By day Jonathan Stone is an advertising copywriter, by night a father of two; but for two hours a day he’s also a commuter on Metro-North. Hitting shelves next week is Breakthrough (St. Martin’s Minotaur), his third thriller written solely during his daily train ride.
How did you begin writing on the train?
If you’ve got infants screaming at home, and clients screaming at work, your only choice is the commuter train.
Any particular route?
I’m on the 8:07 a.m. from New Canaan to Grand Central. I’m on the 5:26 p.m. back out.
Which is better, the morning or evening commute?
The morning’s silent; some commuters apparently get on without actually waking up. The evening’s best on a day when Wall Street’s down—when the traders and brokers are morose.

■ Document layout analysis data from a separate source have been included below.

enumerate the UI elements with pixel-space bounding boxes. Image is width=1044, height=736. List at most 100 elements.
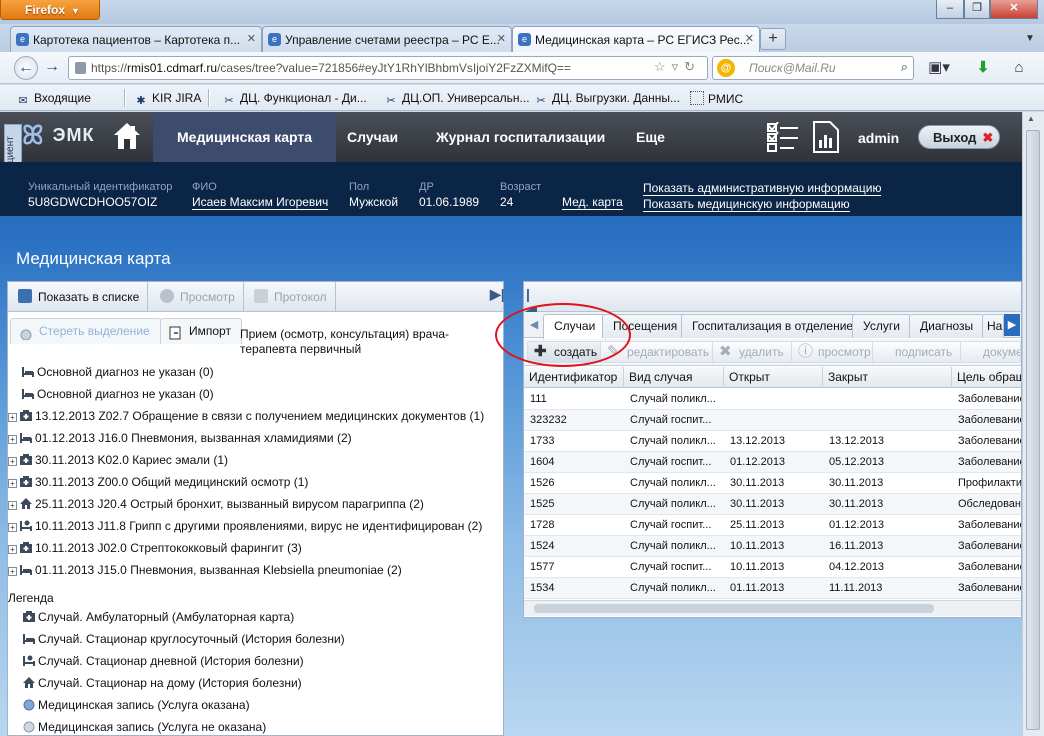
browser-tab-medcard[interactable]: e Медицинская карта – РС ЕГИСЗ Рес... ✕ — [512, 26, 760, 52]
table-cell: 13.12.2013 — [730, 435, 786, 447]
view-button[interactable]: Просмотр — [150, 282, 244, 312]
expand-plus-icon[interactable]: + — [8, 567, 17, 576]
clear-selection-button[interactable]: Стереть выделение — [10, 318, 161, 344]
legend-item: Случай. Стационар на дому (История болез… — [22, 673, 302, 695]
button-label: Стереть выделение — [39, 324, 150, 338]
expand-plus-icon[interactable]: + — [8, 501, 17, 510]
import-button[interactable]: Импорт — [160, 318, 242, 344]
bookmark-jira[interactable]: ✱ KIR JIRA — [134, 91, 201, 108]
protocol-button[interactable]: Протокол — [244, 282, 336, 312]
table-row[interactable]: 1604 Случай госпит... 01.12.2013 05.12.2013… — [524, 452, 1021, 473]
download-icon[interactable]: ⬇ — [972, 57, 994, 79]
tree-node[interactable]: +30.11.2013 Z00.0 Общий медицинский осмо… — [8, 472, 308, 494]
tree-node[interactable]: +01.12.2013 J16.0 Пневмония, вызванная х… — [8, 428, 352, 450]
view-case-button[interactable]: ⓘ просмотр — [791, 341, 880, 363]
show-admin-info-link[interactable]: Показать административную информацию — [643, 181, 882, 196]
tree-node[interactable]: +01.11.2013 J15.0 Пневмония, вызванная K… — [8, 560, 402, 582]
tree-node[interactable]: +30.11.2013 K02.0 Кариес эмали (1) — [8, 450, 228, 472]
bookmark-rmis[interactable]: РМИС — [690, 91, 743, 106]
expand-plus-icon[interactable]: + — [8, 435, 17, 444]
close-window-button[interactable]: ✕ — [990, 0, 1038, 19]
documents-button[interactable]: докуме — [960, 341, 1021, 363]
tab-services[interactable]: Услуги — [852, 314, 911, 338]
table-row[interactable]: 323232 Случай госпит... Заболевание — [524, 410, 1021, 431]
tree-node-label: Основной диагноз не указан (0) — [37, 365, 214, 379]
sign-button[interactable]: подписать — [872, 341, 962, 363]
minimize-button[interactable]: – — [936, 0, 964, 19]
column-id[interactable]: Идентификатор — [524, 367, 624, 388]
grid-horizontal-scrollbar[interactable] — [524, 600, 1021, 616]
nav-cases[interactable]: Случаи — [323, 112, 422, 162]
home-icon[interactable] — [112, 120, 142, 152]
table-row[interactable]: 1577 Случай госпит... 10.11.2013 04.12.2013… — [524, 557, 1021, 578]
bookmark-star-icon[interactable]: ☆▿↻ — [654, 59, 701, 75]
tree-node[interactable]: Основной диагноз не указан (0) — [8, 362, 214, 384]
bookmark-dc-op[interactable]: ✂ ДЦ.ОП. Универсальн... — [384, 91, 529, 108]
tree-node[interactable]: +25.11.2013 J20.4 Острый бронхит, вызван… — [8, 494, 424, 516]
report-chart-icon[interactable] — [812, 120, 840, 154]
bookmark-inbox[interactable]: ✉ Входящие — [16, 91, 91, 108]
nav-medcard[interactable]: Медицинская карта — [153, 112, 337, 162]
tab-diagnoses[interactable]: Диагнозы — [909, 314, 985, 338]
new-tab-button[interactable]: + — [760, 28, 786, 50]
firefox-menu-label: Firefox — [25, 3, 66, 17]
tab-more[interactable]: На — [982, 314, 1004, 338]
emk-logo[interactable]: ꕤ ЭМК — [22, 120, 94, 152]
back-arrow-icon[interactable]: ← — [14, 56, 38, 80]
expand-plus-icon[interactable]: + — [8, 413, 17, 422]
expand-plus-icon[interactable]: + — [8, 523, 17, 532]
username[interactable]: admin — [858, 130, 899, 146]
med-card-link[interactable]: Мед. карта — [562, 195, 623, 210]
nav-more[interactable]: Еще — [612, 112, 689, 162]
expand-plus-icon[interactable]: + — [8, 545, 17, 554]
browser-tab-accounts[interactable]: e Управление счетами реестра – РС Е... ✕ — [262, 26, 512, 52]
show-in-list-button[interactable]: Показать в списке — [8, 282, 149, 312]
checklist-icon[interactable] — [766, 121, 800, 152]
tree-node[interactable]: +13.12.2013 Z02.7 Обращение в связи с по… — [8, 406, 484, 428]
logout-button[interactable]: Выход ✖ — [918, 125, 1000, 149]
show-med-info-link[interactable]: Показать медицинскую информацию — [643, 197, 850, 212]
expand-plus-icon[interactable]: + — [8, 479, 17, 488]
table-row[interactable]: 1728 Случай госпит... 25.11.2013 01.12.2013… — [524, 515, 1021, 536]
tree-node[interactable]: +10.11.2013 J02.0 Стрептококковый фаринг… — [8, 538, 302, 560]
bookmarks-menu-icon[interactable]: ▣▾ — [928, 57, 950, 79]
column-case-type[interactable]: Вид случая — [624, 367, 724, 388]
url-bar[interactable]: https://rmis01.cdmarf.ru/cases/tree?valu… — [68, 56, 708, 80]
table-row[interactable]: 111 Случай поликл... Заболевание — [524, 389, 1021, 410]
column-opened[interactable]: Открыт — [724, 367, 823, 388]
table-row[interactable]: 1526 Случай поликл... 30.11.2013 30.11.2013… — [524, 473, 1021, 494]
bookmark-dc-func[interactable]: ✂ ДЦ. Функционал - Ди... — [222, 91, 366, 108]
table-row[interactable]: 1534 Случай поликл... 01.11.2013 11.11.2013… — [524, 578, 1021, 599]
search-engine-icon[interactable]: @ — [717, 59, 735, 77]
expand-plus-icon[interactable]: + — [8, 457, 17, 466]
delete-button[interactable]: ✖ удалить — [712, 341, 793, 363]
tabs-scroll-right-icon[interactable]: ▶ — [1004, 314, 1020, 336]
close-tab-icon[interactable]: ✕ — [247, 32, 256, 45]
tree-node[interactable]: +10.11.2013 J11.8 Грипп с другими проявл… — [8, 516, 482, 538]
firefox-menu-button[interactable]: Firefox ▼ — [0, 0, 100, 20]
page-scrollbar[interactable]: ▲ — [1022, 112, 1044, 736]
collapse-left-panel-icon[interactable]: ▶| — [490, 286, 505, 308]
tree-node[interactable]: Основной диагноз не указан (0) — [8, 384, 214, 406]
home-icon[interactable]: ⌂ — [1008, 57, 1030, 79]
forward-arrow-icon[interactable]: → — [40, 56, 64, 80]
nav-hospitalization-journal[interactable]: Журнал госпитализации — [412, 112, 629, 162]
search-input[interactable]: @ Поиск@Mail.Ru ⌕ — [712, 56, 914, 80]
tab-hospitalization[interactable]: Госпитализация в отделение — [681, 314, 865, 338]
browser-tab-patients[interactable]: e Картотека пациентов – Картотека п... ✕ — [10, 26, 262, 52]
close-tab-icon[interactable]: ✕ — [745, 32, 754, 45]
column-closed[interactable]: Закрыт — [823, 367, 952, 388]
search-icon[interactable]: ⌕ — [901, 59, 908, 75]
table-row[interactable]: 1524 Случай поликл... 10.11.2013 16.11.2013… — [524, 536, 1021, 557]
column-purpose[interactable]: Цель обращения — [952, 367, 1021, 388]
fio-value[interactable]: Исаев Максим Игоревич — [192, 195, 329, 210]
bookmark-label: KIR JIRA — [152, 91, 202, 105]
tools-icon: ✂ — [536, 95, 546, 107]
maximize-button[interactable]: ❐ — [964, 0, 990, 19]
bookmark-dc-export[interactable]: ✂ ДЦ. Выгрузки. Данны... — [534, 91, 680, 108]
table-row[interactable]: 1525 Случай поликл... 30.11.2013 30.11.2013… — [524, 494, 1021, 515]
table-row[interactable]: 1733 Случай поликл... 13.12.2013 13.12.2013… — [524, 431, 1021, 452]
tab-list-icon[interactable]: ▼ — [1020, 28, 1040, 50]
day-hospital-icon — [22, 653, 36, 666]
close-tab-icon[interactable]: ✕ — [497, 32, 506, 45]
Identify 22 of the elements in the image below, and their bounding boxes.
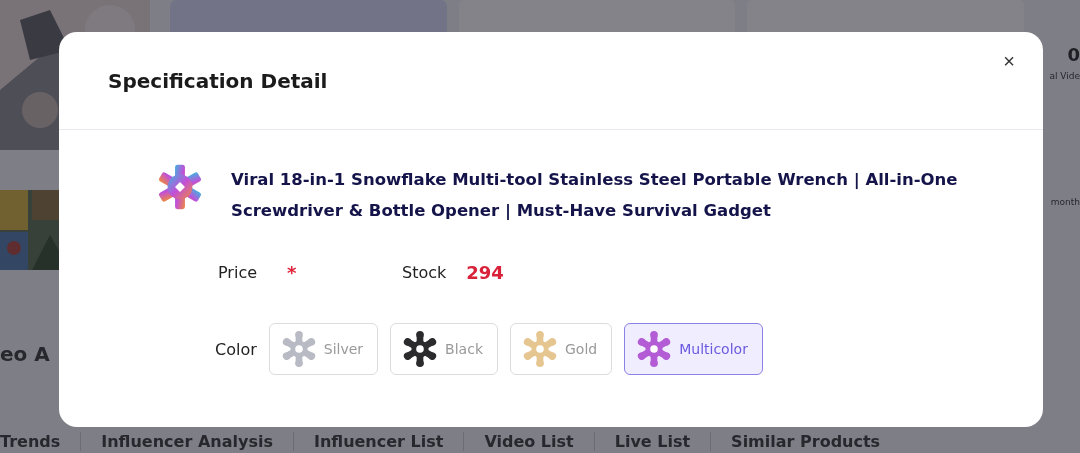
color-label: Color (215, 339, 257, 359)
color-option[interactable]: Black (390, 323, 498, 375)
stat-label: al Vide (1049, 71, 1080, 81)
tab[interactable]: Video List (463, 432, 594, 451)
section-heading: eo A (0, 342, 50, 366)
stock-label: Stock (402, 263, 447, 282)
stat-value: 0 (1067, 44, 1080, 65)
tab[interactable]: Influencer Analysis (80, 432, 293, 451)
tab[interactable]: Similar Products (710, 432, 901, 451)
dialog-title: Specification Detail (108, 68, 328, 93)
tab[interactable]: Influencer List (292, 432, 464, 451)
close-button[interactable]: × (999, 50, 1019, 73)
color-option[interactable]: Silver (268, 323, 379, 375)
period-label: month (1050, 197, 1080, 207)
price-value: * (287, 262, 298, 283)
product-name: Viral 18-in-1 Snowflake Multi-tool Stainless Steel Portable Wrench | All-in-One Screwdriver & Bottle Opener | Must-Have Survival Gadget (231, 169, 959, 222)
stock-value: 294 (466, 262, 504, 283)
price-label: Price (218, 263, 258, 282)
color-option[interactable]: Multicolor (624, 323, 763, 375)
color-option[interactable]: Gold (510, 323, 613, 375)
tab[interactable]: Trends (0, 432, 81, 451)
tab[interactable]: Live List (593, 432, 711, 451)
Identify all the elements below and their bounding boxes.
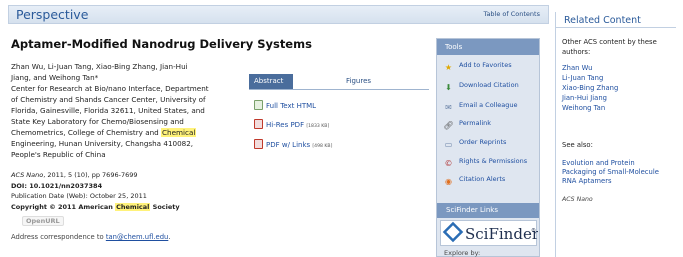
- highlighted-term: Chemical: [115, 202, 151, 211]
- link-label: PDF w/ Links: [266, 141, 311, 149]
- add-to-favorites[interactable]: ★ Add to Favorites: [443, 61, 512, 73]
- other-content-heading: Other ACS content by these authors:: [562, 38, 680, 57]
- download-icon: ⬇: [445, 83, 452, 92]
- download-citation[interactable]: ⬇ Download Citation: [443, 81, 519, 93]
- affiliation-line: Center for Research at Bio/nano Interfac…: [11, 84, 209, 93]
- affiliation-text: Chemometrics, College of Chemistry and: [11, 128, 162, 137]
- full-text-html-link[interactable]: Full Text HTML: [254, 100, 316, 110]
- related-article-line: Packaging of Small-Molecule: [562, 168, 659, 177]
- related-article-link[interactable]: Evolution and Protein Packaging of Small…: [562, 159, 680, 187]
- copyright: Copyright © 2011 American Chemical Socie…: [11, 202, 241, 213]
- link-label: Hi-Res PDF: [266, 121, 305, 129]
- related-article-line: Evolution and Protein: [562, 159, 635, 167]
- openurl-button[interactable]: OpenURL: [22, 216, 64, 226]
- tool-label: Email a Colleague: [459, 101, 518, 109]
- hi-res-pdf-link[interactable]: Hi-Res PDF [1833 KB]: [254, 119, 329, 129]
- scifinder-logo-text: SciFinder: [465, 225, 538, 243]
- email-link[interactable]: tan@chem.ufl.edu: [106, 233, 169, 241]
- star-icon: ★: [444, 63, 453, 72]
- publication-date: Publication Date (Web): October 25, 2011: [11, 192, 147, 201]
- link-label: Full Text HTML: [266, 102, 317, 110]
- correspondence-text: Address correspondence to: [11, 233, 106, 241]
- see-also-label: See also:: [562, 141, 593, 149]
- highlighted-term: Chemical: [161, 128, 197, 137]
- scifinder-logo: SciFinder ®: [442, 221, 538, 243]
- content-tabs: Abstract Figures: [249, 74, 429, 90]
- affiliation-line: Engineering, Hunan University, Changsha …: [11, 139, 194, 148]
- section-header: Perspective Table of Contents: [8, 5, 549, 24]
- pdf-with-links-link[interactable]: PDF w/ Links [498 KB]: [254, 139, 332, 149]
- related-author-link[interactable]: Xiao-Bing Zhang: [562, 84, 618, 92]
- envelope-icon: ✉: [445, 103, 452, 112]
- html-document-icon: [254, 100, 263, 110]
- tool-label: Download Citation: [459, 81, 519, 89]
- divider: [556, 27, 676, 28]
- pdf-icon: [254, 139, 263, 149]
- tab-figures[interactable]: Figures: [346, 77, 371, 85]
- file-size: [498 KB]: [312, 144, 333, 149]
- affiliation-line: Florida, Gainesville, Florida 32611, Uni…: [11, 106, 205, 115]
- permalink[interactable]: 🔗︎ Permalink: [443, 119, 491, 131]
- article-title: Aptamer-Modified Nanodrug Delivery Syste…: [11, 37, 312, 51]
- file-size: [1833 KB]: [306, 124, 330, 129]
- scifinder-logo-button[interactable]: SciFinder ®: [440, 220, 538, 246]
- copyright-icon: ©: [444, 159, 453, 168]
- tool-label: Citation Alerts: [459, 175, 506, 183]
- related-author-link[interactable]: Li-Juan Tang: [562, 74, 603, 82]
- email-a-colleague[interactable]: ✉ Email a Colleague: [443, 101, 518, 113]
- table-of-contents-link[interactable]: Table of Contents: [484, 10, 540, 18]
- correspondence: Address correspondence to tan@chem.ufl.e…: [11, 233, 171, 241]
- affiliation: Center for Research at Bio/nano Interfac…: [11, 83, 241, 160]
- correspondence-text: .: [168, 233, 171, 241]
- related-journal: ACS Nano: [562, 196, 593, 203]
- authors-line: Zhan Wu, Li-Juan Tang, Xiao-Bing Zhang, …: [11, 62, 188, 71]
- copyright-text: Copyright © 2011 American: [11, 202, 116, 211]
- related-author-link[interactable]: Weihong Tan: [562, 104, 605, 112]
- affiliation-line: People's Republic of China: [11, 150, 106, 159]
- section-title: Perspective: [16, 7, 89, 22]
- link-icon: 🔗︎: [443, 121, 454, 130]
- related-content-panel: Related Content Other ACS content by the…: [555, 12, 683, 257]
- citation-line: ACS Nano, 2011, 5 (10), pp 7696-7699: [11, 170, 241, 181]
- heading-line: authors:: [562, 47, 591, 56]
- tools-panel: Tools ★ Add to Favorites ⬇ Download Citati…: [436, 38, 540, 257]
- publication-meta: ACS Nano, 2011, 5 (10), pp 7696-7699 DOI…: [11, 170, 241, 212]
- explore-by-label: Explore by:: [444, 249, 481, 257]
- order-reprints[interactable]: ▭ Order Reprints: [443, 138, 507, 150]
- tools-header: Tools: [437, 39, 539, 55]
- related-content-title: Related Content: [564, 15, 641, 26]
- tool-label: Add to Favorites: [459, 61, 512, 69]
- affiliation-line: State Key Laboratory for Chemo/Biosensin…: [11, 117, 184, 126]
- affiliation-line: of Chemistry and Shands Cancer Center, U…: [11, 95, 206, 104]
- journal-name: ACS Nano: [11, 171, 44, 179]
- rss-icon: ◉: [445, 177, 452, 186]
- scifinder-header: SciFinder Links: [437, 203, 539, 218]
- heading-line: Other ACS content by these: [562, 38, 657, 46]
- citation-alerts[interactable]: ◉ Citation Alerts: [443, 175, 505, 187]
- citation-text: , 2011, 5 (10), pp 7696-7699: [43, 171, 138, 179]
- related-article-line: RNA Aptamers: [562, 177, 612, 186]
- copyright-text: Society: [150, 202, 180, 211]
- document-icon: ▭: [444, 140, 453, 149]
- related-author-link[interactable]: Zhan Wu: [562, 64, 592, 72]
- authors-line: Jiang, and Weihong Tan*: [11, 73, 99, 82]
- tool-label: Permalink: [459, 119, 492, 127]
- pdf-icon: [254, 119, 263, 129]
- rights-and-permissions[interactable]: © Rights & Permissions: [443, 157, 528, 169]
- affiliation-line: Chemometrics, College of Chemistry and C…: [11, 127, 241, 138]
- authors: Zhan Wu, Li-Juan Tang, Xiao-Bing Zhang, …: [11, 61, 241, 83]
- tool-label: Rights & Permissions: [459, 157, 528, 165]
- tool-label: Order Reprints: [459, 138, 507, 146]
- doi: DOI: 10.1021/nn2037384: [11, 181, 103, 190]
- tab-abstract[interactable]: Abstract: [249, 74, 293, 89]
- related-author-link[interactable]: Jian-Hui Jiang: [562, 94, 607, 102]
- registered-mark: ®: [531, 227, 536, 234]
- article-panel: Perspective Table of Contents Aptamer-Mo…: [8, 5, 549, 257]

Ever had any curious commuters get involved?
A guy told me that someone oughtta teach me keyboard technique so I wouldn’t make such a racket. Apparently, I ruined the trip for everybody around me and he stormed out in a huff.
Aren’t you ever tempted just to read the paper?
Generally, I skip the news. You know—I understand that George Bush is the president.
Would your books change if you wrote in a farmhouse upstate?
No more two-page chapters and one-word sentences for sure.They’d lose their urgency. The ticking clock in my thrillers comes from the real-time crunch of getting things down before the train arrives.
Will you be putting down the laptop anytime soon?
No, it’s part of what I’m about now. I can sleep at night; at work, I wear the mantle of responsibility lightly because I have another means of expression.